Всё началось с нелепой критической заметки. В январе 1873 года в газете “Голос” появилась статья, автор которой сравнивал только что опубликованные первые выпуски “Дневника писателя” Достоевского с гоголевскими “Записками сумасшедшего” в следующей нелестной манере:
«„Дневник писателя“ <…> напоминает известные записки, оканчивающиеся восклицанием: „А все-таки у алжирского бея на носу шишка!“ Довольно взглянуть на портрет автора „Дневника писателя“, выставленный в настоящее время в Академии художеств, чтобы почувствовать к г-ну Достоевскому ту самую „жалостливость“, над которою он так некстати глумится в своём журнале. Это портрет человека, истомлённого тяжким недугом»

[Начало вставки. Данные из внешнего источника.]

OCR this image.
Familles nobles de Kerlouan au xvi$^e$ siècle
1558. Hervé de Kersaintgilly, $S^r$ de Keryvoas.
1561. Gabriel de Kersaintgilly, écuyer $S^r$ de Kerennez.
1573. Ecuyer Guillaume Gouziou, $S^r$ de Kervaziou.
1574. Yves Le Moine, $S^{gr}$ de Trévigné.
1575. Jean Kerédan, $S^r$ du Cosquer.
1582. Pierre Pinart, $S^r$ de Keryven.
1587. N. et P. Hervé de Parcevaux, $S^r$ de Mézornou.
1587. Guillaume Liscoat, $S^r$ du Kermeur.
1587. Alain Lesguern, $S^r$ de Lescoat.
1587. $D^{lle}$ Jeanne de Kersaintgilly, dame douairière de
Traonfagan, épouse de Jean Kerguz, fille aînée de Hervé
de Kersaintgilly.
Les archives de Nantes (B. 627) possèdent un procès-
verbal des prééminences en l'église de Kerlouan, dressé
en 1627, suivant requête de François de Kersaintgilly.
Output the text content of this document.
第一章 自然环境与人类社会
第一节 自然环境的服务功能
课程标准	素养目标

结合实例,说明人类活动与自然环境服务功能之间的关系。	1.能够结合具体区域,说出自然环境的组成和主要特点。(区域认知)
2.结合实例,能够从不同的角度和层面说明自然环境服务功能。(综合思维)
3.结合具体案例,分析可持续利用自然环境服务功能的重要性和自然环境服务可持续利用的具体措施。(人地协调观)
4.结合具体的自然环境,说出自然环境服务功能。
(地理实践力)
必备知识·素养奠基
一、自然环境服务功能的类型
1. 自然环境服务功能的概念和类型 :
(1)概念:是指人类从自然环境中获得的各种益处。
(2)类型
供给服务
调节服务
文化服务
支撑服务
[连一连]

Уже через месяц Достоевский печатает фантастический, слегка абсурдный рассказ “Бобок”, главный герой которого говорит:
Списал с меня живописец портрет из случайности: „Всё-таки ты, говорит, литератор“. Я дался, он и выставил. Читаю: „Ступайте смотреть на это болезненное, близкое к помешательству лицо“. Оно пусть, но ведь как же, однако, так прямо в печати?
Этим намёком автор не ограничивается. Он подхватывает идею критика и действительно пишет рассказ в духе “Записок сумасшедшего”. Талантливый писатель и из насмешки умеет извлечь пользу.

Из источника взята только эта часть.